We used Natural Wonders out of Tuttle - it was a very simple job so I don't know how they would be at the more complicated stuff, but we were very happy with them. They sent me to the same granite yard that everyone else used, but I was able to get an exceptional exotic for the cost of the more common patterns, like ubatuba, from other places in OKC. They also had a much larger selection of edges for no extra cost.

----------


## TStheThird

Looking to install granite counter tops. Does anyone have recommendations as to the best places here in OKC? Looking for both quality installation and competitive pricing. Thanks in advance.

----------


## RealJimbo

Call Ron McKenzie at 361-0284.  Great craftsman.

----------


## Corndog1

Glad i didnt read the company Fossil Granite in Edmond.  We used them, they are great salesmen, but they suck at granite.  After 2 days of work and then about 30 days of no returned calls or returning to my job.  I had to hire another contractor to do the job.  I did the wrong thing by paying them when it was close to finished.  Needless to say after they cut electric lines, tore up sheet rock that wasnt even on either or those walls, busted tiles in the floor on the other side of the room, and left me with no water to either my kitchen sink or bathroom sink im not upset they never returned.  Would have been nice to have had some of the cash back.  They are crooks, shouldnt have ever trusted a guy with a Longhorns license plate in Oklahoma.

----------


## gsan

> Glad i didnt read the company Fossil Granite in Edmond.  We used them, they are great salesmen, but they suck at granite.  After 2 days of work and then about 30 days of no returned calls or returning to my job.  I had to hire another contractor to do the job.  I did the wrong thing by paying them when it was close to finished.  Needless to say after they cut electric lines, tore up sheet rock that wasnt even on either or those walls, busted tiles in the floor on the other side of the room, and left me with no water to either my kitchen sink or bathroom sink im not upset they never returned.  Would have been nice to have had some of the cash back.  They are crooks, shouldnt have ever trusted a guy with a Longhorns license plate in Oklahoma.

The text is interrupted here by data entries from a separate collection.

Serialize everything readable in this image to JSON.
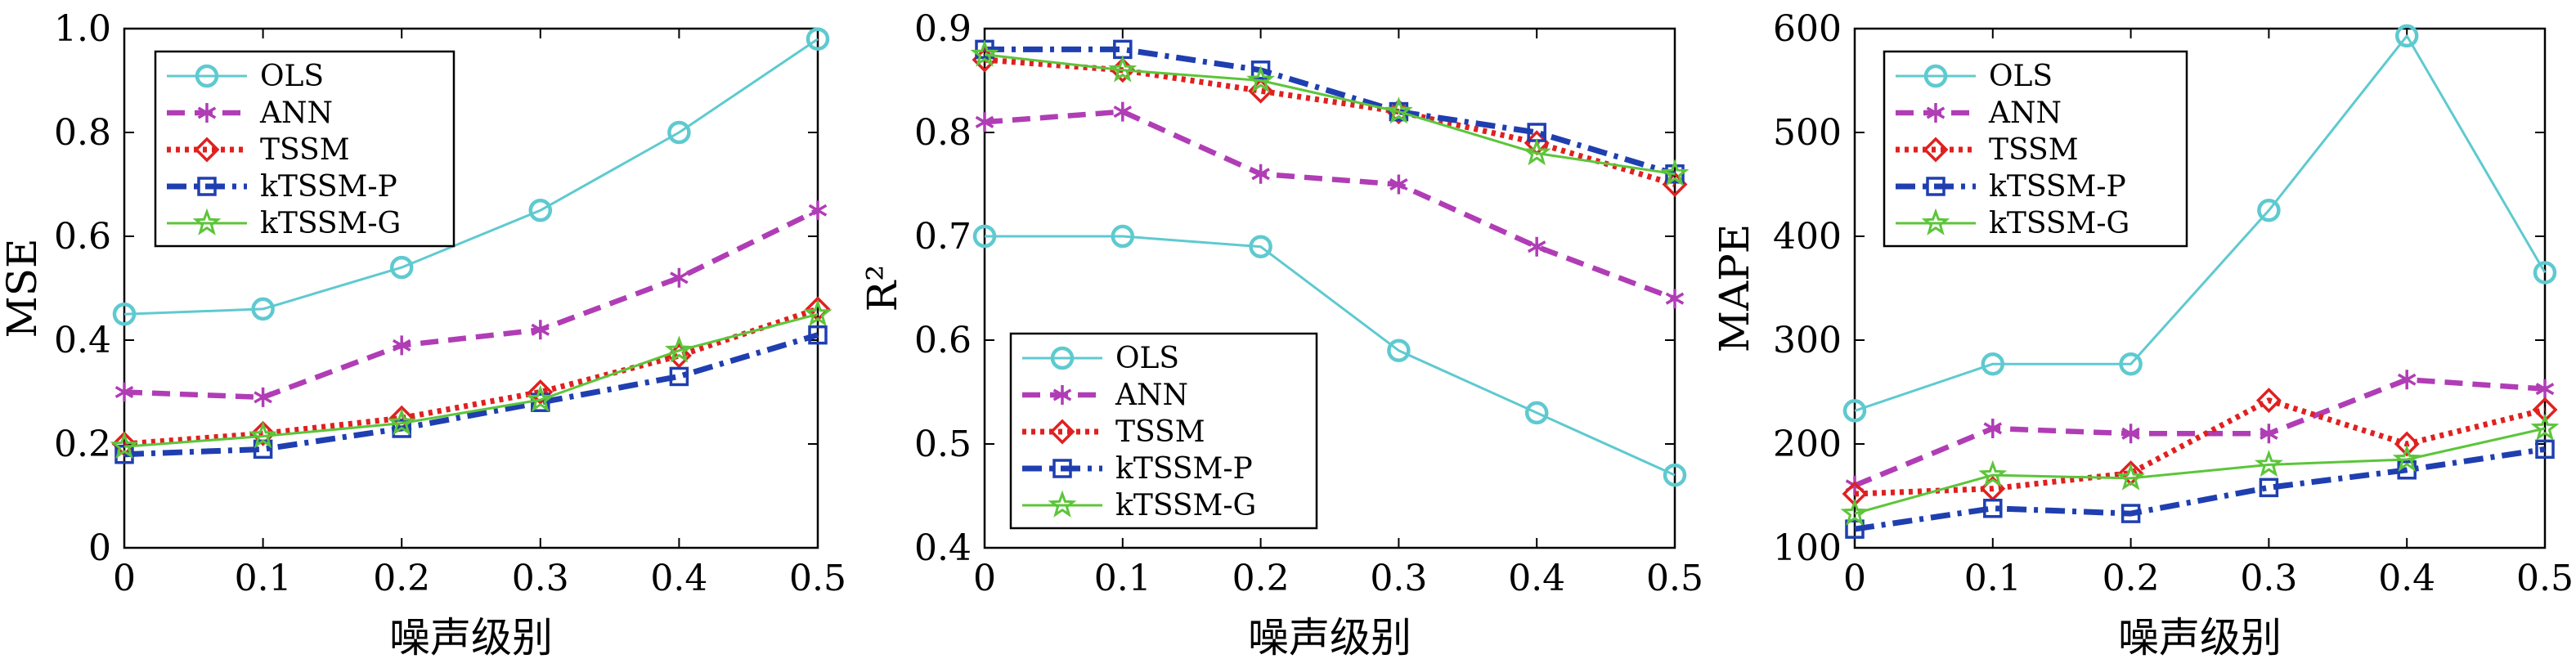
{
  "colors": {
    "OLS": "#5ecad0",
    "ANN": "#b03db5",
    "TSSM": "#e02020",
    "kTSSM-P": "#1f3fb0",
    "kTSSM-G": "#5cc53a"
  },
  "chart_data": [
    {
      "type": "line",
      "xlabel": "噪声级别",
      "ylabel": "MSE",
      "x": [
        0,
        0.1,
        0.2,
        0.3,
        0.4,
        0.5
      ],
      "xticks": [
        "0",
        "0.1",
        "0.2",
        "0.3",
        "0.4",
        "0.5"
      ],
      "xlim": [
        0,
        0.5
      ],
      "ylim": [
        0,
        1.0
      ],
      "yticks": [
        "0",
        "0.2",
        "0.4",
        "0.6",
        "0.8",
        "1.0"
      ],
      "grid": false,
      "legend_position": "top-left",
      "series": [
        {
          "name": "OLS",
          "values": [
            0.45,
            0.46,
            0.54,
            0.65,
            0.8,
            0.98
          ]
        },
        {
          "name": "ANN",
          "values": [
            0.3,
            0.29,
            0.39,
            0.42,
            0.52,
            0.65
          ]
        },
        {
          "name": "TSSM",
          "values": [
            0.2,
            0.22,
            0.25,
            0.3,
            0.37,
            0.46
          ]
        },
        {
          "name": "kTSSM-P",
          "values": [
            0.18,
            0.19,
            0.23,
            0.28,
            0.33,
            0.41
          ]
        },
        {
          "name": "kTSSM-G",
          "values": [
            0.195,
            0.215,
            0.24,
            0.285,
            0.38,
            0.45
          ]
        }
      ]
    },
    {
      "type": "line",
      "xlabel": "噪声级别",
      "ylabel": "R²",
      "x": [
        0,
        0.1,
        0.2,
        0.3,
        0.4,
        0.5
      ],
      "xticks": [
        "0",
        "0.1",
        "0.2",
        "0.3",
        "0.4",
        "0.5"
      ],
      "xlim": [
        0,
        0.5
      ],
      "ylim": [
        0.4,
        0.9
      ],
      "yticks": [
        "0.4",
        "0.5",
        "0.6",
        "0.7",
        "0.8",
        "0.9"
      ],
      "grid": false,
      "legend_position": "bottom-left",
      "series": [
        {
          "name": "OLS",
          "values": [
            0.7,
            0.7,
            0.69,
            0.59,
            0.53,
            0.47
          ]
        },
        {
          "name": "ANN",
          "values": [
            0.81,
            0.82,
            0.76,
            0.75,
            0.69,
            0.64
          ]
        },
        {
          "name": "TSSM",
          "values": [
            0.87,
            0.86,
            0.84,
            0.82,
            0.79,
            0.75
          ]
        },
        {
          "name": "kTSSM-P",
          "values": [
            0.88,
            0.88,
            0.86,
            0.82,
            0.8,
            0.76
          ]
        },
        {
          "name": "kTSSM-G",
          "values": [
            0.875,
            0.86,
            0.85,
            0.82,
            0.78,
            0.76
          ]
        }
      ]
    },
    {
      "type": "line",
      "xlabel": "噪声级别",
      "ylabel": "MAPE",
      "x": [
        0,
        0.1,
        0.2,
        0.3,
        0.4,
        0.5
      ],
      "xticks": [
        "0",
        "0.1",
        "0.2",
        "0.3",
        "0.4",
        "0.5"
      ],
      "xlim": [
        0,
        0.5
      ],
      "ylim": [
        100,
        600
      ],
      "yticks": [
        "100",
        "200",
        "300",
        "400",
        "500",
        "600"
      ],
      "grid": false,
      "legend_position": "top-left",
      "series": [
        {
          "name": "OLS",
          "values": [
            232,
            277,
            277,
            425,
            593,
            365
          ]
        },
        {
          "name": "ANN",
          "values": [
            160,
            215,
            210,
            210,
            262,
            253
          ]
        },
        {
          "name": "TSSM",
          "values": [
            152,
            157,
            172,
            242,
            200,
            233
          ]
        },
        {
          "name": "kTSSM-P",
          "values": [
            118,
            138,
            133,
            158,
            175,
            195
          ]
        },
        {
          "name": "kTSSM-G",
          "values": [
            133,
            170,
            167,
            180,
            185,
            215
          ]
        }
      ]
    }
  ]
}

I agree! We had a terrible experience with Fossil Rock and Stone. They are crooks! Do not use them and tell others not to use them. They should not be allowed to run a business.

----------


## BBatesokc

We redid our kitchen ourself not too long ago. Wanted granite countertops but didn't want to pay the price because we won't' be in our home forever. We decided on granite tiles and did the countertops ourselves (probably 14' run , lengthwise) and edged it with travertine 90-degree corners. Looks great and if there is ever an issue you just have to pop out a tile and replace it. Did the whole thing for about $1,000 and a weekend.

----------


## Pete

Regarding the maintenance of granite, I put in my kitchen about 8 years ago and it still looks like new and there is almost zero upkeep required.

Every couple of months or so I spray it with Granite Gold or something similar; it helps keep it sealed but also makes it look extra nice.  It's like using Pledge on your wood furniture; no more trouble than that and you'll want to do it anyway because it looks so good.

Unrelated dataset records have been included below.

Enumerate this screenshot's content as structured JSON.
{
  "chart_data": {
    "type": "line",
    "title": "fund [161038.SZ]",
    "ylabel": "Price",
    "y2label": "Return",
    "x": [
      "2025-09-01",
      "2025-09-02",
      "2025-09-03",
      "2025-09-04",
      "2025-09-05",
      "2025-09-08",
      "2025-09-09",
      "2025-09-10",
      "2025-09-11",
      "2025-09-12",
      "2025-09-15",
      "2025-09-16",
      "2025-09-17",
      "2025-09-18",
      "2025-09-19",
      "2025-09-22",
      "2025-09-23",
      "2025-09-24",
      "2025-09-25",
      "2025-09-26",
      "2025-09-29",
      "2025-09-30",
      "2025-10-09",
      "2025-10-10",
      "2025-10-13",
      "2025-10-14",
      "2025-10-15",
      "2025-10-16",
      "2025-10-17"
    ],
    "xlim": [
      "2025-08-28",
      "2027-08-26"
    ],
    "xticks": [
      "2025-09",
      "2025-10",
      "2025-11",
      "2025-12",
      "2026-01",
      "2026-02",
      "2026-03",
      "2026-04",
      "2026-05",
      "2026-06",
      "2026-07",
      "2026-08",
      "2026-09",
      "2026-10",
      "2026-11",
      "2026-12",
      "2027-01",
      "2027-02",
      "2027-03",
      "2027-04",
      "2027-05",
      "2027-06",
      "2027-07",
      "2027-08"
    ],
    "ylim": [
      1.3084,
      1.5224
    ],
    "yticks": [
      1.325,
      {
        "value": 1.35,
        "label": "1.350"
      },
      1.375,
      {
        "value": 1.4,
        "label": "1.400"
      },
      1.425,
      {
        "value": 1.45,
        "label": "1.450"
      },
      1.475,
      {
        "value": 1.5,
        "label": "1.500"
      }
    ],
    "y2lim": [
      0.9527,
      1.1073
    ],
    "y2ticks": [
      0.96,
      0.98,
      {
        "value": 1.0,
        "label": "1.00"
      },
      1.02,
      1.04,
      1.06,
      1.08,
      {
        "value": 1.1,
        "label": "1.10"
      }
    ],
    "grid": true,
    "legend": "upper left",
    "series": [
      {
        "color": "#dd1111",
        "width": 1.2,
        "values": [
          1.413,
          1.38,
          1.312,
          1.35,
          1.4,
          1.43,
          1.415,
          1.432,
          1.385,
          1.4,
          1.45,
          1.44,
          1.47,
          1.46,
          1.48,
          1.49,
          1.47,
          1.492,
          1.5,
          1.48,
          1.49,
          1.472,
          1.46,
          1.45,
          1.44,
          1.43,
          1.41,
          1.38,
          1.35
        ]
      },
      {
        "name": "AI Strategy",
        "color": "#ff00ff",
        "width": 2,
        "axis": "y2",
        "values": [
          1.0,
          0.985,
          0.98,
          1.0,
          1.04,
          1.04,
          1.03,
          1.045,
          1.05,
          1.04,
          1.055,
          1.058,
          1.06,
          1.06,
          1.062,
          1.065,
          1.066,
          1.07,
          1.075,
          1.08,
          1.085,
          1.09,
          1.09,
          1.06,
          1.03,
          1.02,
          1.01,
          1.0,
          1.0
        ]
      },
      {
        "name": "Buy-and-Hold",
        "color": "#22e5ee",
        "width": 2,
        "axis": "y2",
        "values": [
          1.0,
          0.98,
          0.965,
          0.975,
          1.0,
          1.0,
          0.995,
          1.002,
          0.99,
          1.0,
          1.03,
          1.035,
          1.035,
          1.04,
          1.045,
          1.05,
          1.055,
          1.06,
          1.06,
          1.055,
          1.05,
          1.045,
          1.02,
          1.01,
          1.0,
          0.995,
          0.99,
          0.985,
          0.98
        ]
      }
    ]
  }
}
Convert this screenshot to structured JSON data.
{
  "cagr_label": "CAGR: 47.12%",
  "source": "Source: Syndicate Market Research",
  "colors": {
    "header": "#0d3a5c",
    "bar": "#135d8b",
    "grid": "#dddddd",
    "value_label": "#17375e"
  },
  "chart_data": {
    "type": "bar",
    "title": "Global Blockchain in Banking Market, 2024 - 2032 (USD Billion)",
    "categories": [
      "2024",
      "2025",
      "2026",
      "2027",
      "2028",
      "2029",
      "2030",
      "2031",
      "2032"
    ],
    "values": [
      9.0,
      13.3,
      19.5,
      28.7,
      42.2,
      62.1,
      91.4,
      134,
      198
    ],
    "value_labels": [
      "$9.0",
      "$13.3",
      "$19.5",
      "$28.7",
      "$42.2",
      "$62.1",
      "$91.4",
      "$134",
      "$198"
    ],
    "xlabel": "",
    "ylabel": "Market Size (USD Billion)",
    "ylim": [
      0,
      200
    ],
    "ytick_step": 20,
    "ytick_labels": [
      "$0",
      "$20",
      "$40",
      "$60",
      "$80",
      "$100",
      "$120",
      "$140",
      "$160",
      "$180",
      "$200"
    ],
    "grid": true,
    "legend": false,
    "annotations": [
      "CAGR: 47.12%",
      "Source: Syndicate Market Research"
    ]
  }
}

I can't imagine anything that would be less trouble.  And I have never tired of the natural look of stone.  I like some of the solid surface stuff but it's just too uniform for my tastes.

And really, concrete and solid surface are about the same price so other than just wanting something somewhat unique, I can't think of a reason not to go with granite.

----------


## td25er

Quartz looks virtually identical to granite and is zero maintenance.

----------


## TAlan CB

> Quartz looks virtually identical to granite and is zero maintenance.

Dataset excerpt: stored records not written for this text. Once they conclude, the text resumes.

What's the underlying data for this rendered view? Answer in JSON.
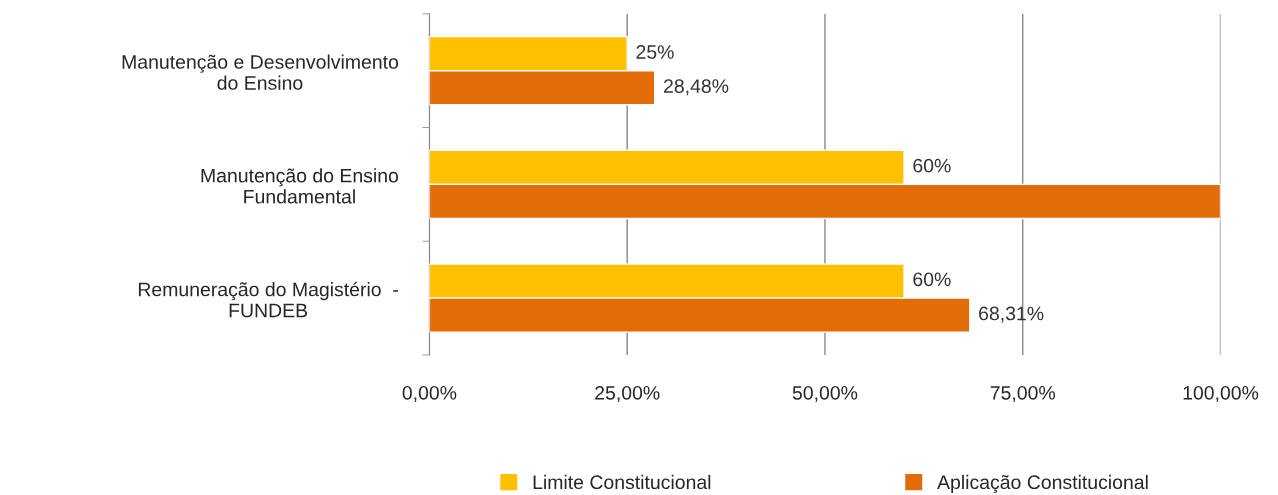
{
  "chart_data": {
    "type": "bar",
    "orientation": "horizontal",
    "categories": [
      "Manutenção e Desenvolvimento\ndo Ensino",
      "Manutenção do Ensino\nFundamental",
      "Remuneração do Magistério  -\nFUNDEB"
    ],
    "series": [
      {
        "name": "Limite Constitucional",
        "color": "#ffc000",
        "values": [
          25,
          60,
          60
        ],
        "value_labels": [
          "25%",
          "60%",
          "60%"
        ]
      },
      {
        "name": "Aplicação Constitucional",
        "color": "#e36c09",
        "values": [
          28.48,
          100,
          68.31
        ],
        "value_labels": [
          "28,48%",
          null,
          "68,31%"
        ]
      }
    ],
    "xlim": [
      0,
      100
    ],
    "xticks": [
      {
        "value": 0,
        "label": "0,00%"
      },
      {
        "value": 25,
        "label": "25,00%"
      },
      {
        "value": 50,
        "label": "50,00%"
      },
      {
        "value": 75,
        "label": "75,00%"
      },
      {
        "value": 100,
        "label": "100,00%"
      }
    ],
    "grid": "x",
    "legend": "bottom"
  }
}
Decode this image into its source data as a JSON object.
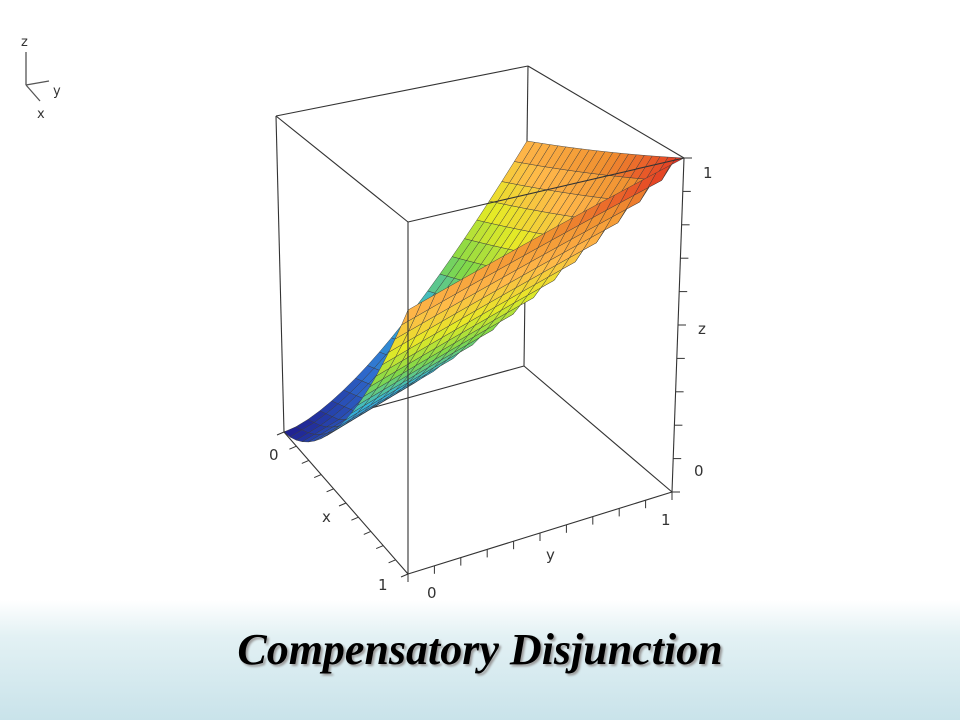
{
  "slide_title": "Compensatory Disjunction",
  "orientation_axes": {
    "z": "z",
    "y": "y",
    "x": "x"
  },
  "chart_data": {
    "type": "surface3d",
    "function_name": "compensatory disjunction",
    "x_label": "x",
    "y_label": "y",
    "z_label": "z",
    "xlim": [
      0,
      1
    ],
    "ylim": [
      0,
      1
    ],
    "zlim": [
      0,
      1
    ],
    "x_ticks": [
      "0",
      "1"
    ],
    "y_ticks": [
      "0",
      "1"
    ],
    "z_ticks": [
      "0",
      "1"
    ],
    "grid_n": 20,
    "surface_corners": [
      {
        "x": 0,
        "y": 0,
        "z": 0
      },
      {
        "x": 1,
        "y": 0,
        "z": 1
      },
      {
        "x": 0,
        "y": 1,
        "z": 1
      },
      {
        "x": 1,
        "y": 1,
        "z": 1
      }
    ],
    "colormap": [
      "#1f1f8f",
      "#2f6fd0",
      "#35b4d8",
      "#7fd84a",
      "#e6ea26",
      "#ffb84a",
      "#f09030",
      "#e02020"
    ]
  }
}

Quartz does not look like most granites.  Be warned, if you have a light colored quartz, don't set a hot kettle or pan on it, there is a polymer that binds the quartz that will burn and leave a scorch mark on it - and it can not be removed.  There is a huge variety of granite types, quartz fabricators  are doing their best in mimicking granite, and recently they have had more success.  Look into a granite top, you will see that it has more visual depth than any quartz.  

Though I prefer granite, if I were to purchase a new residence with a quartz top in the kitchen, I would not be disappointed.  But, I am aware of the "scorching issue" with quartz (which does happen most often above 300 degrees F. - depending on manafacturer).   The real  opportunity with quartz is to have colors similar to solid surfaces (like Corian) with the performance of granite.  Quartz does require cleaning - make sure you do not use windex or anything similar.  Use a granite cleaner or liquid dishwashing soap and hot water.  Repeated use of an alcohol or vinegar base cleaner can chemically etch the polymer coating used in  quartz.  The result would be a "cloudy" appearance over time - kind of like a plastic windshield that has been exposed to the elements to long.

----------


## TAlan CB

Great idea.  Did you grout (sounds like you did not) because the weakness of any "tiled" counter top is the grout lines - very easily stained, hard to clean.  I often recommended using granite tiles with no grout - obvious a good base and frame are needed.  Sounds like you solved that issue.

----------


## BBatesokc

> Great idea.  Did you grout (sounds like you did not) because the weakness of any "tiled" counter top is the grout lines - very easily stained, hard to clean.  I often recommended using granite tiles with no grout - obvious a good base and frame are needed.  Sounds like you solved that issue.


Used a very small grout line with dark grout. Been in place for as couple of years with zero issues. The only reason we did a grout line was because we bought deeply discounted granite tiles from a supplier and he could not guarantee exact uniformity. We figure a little grout line would give some wiggle room. However, there was no need as they all measured pretty spot on. The travertine 90-degree edges though really made it look nice. The edges were designed for doorways, but we simply trimmed them for counters and they looked great. However, they were far more expensive than the granite was - but worth it.

----------


## Garin

Friends granite out off Banner Road.

----------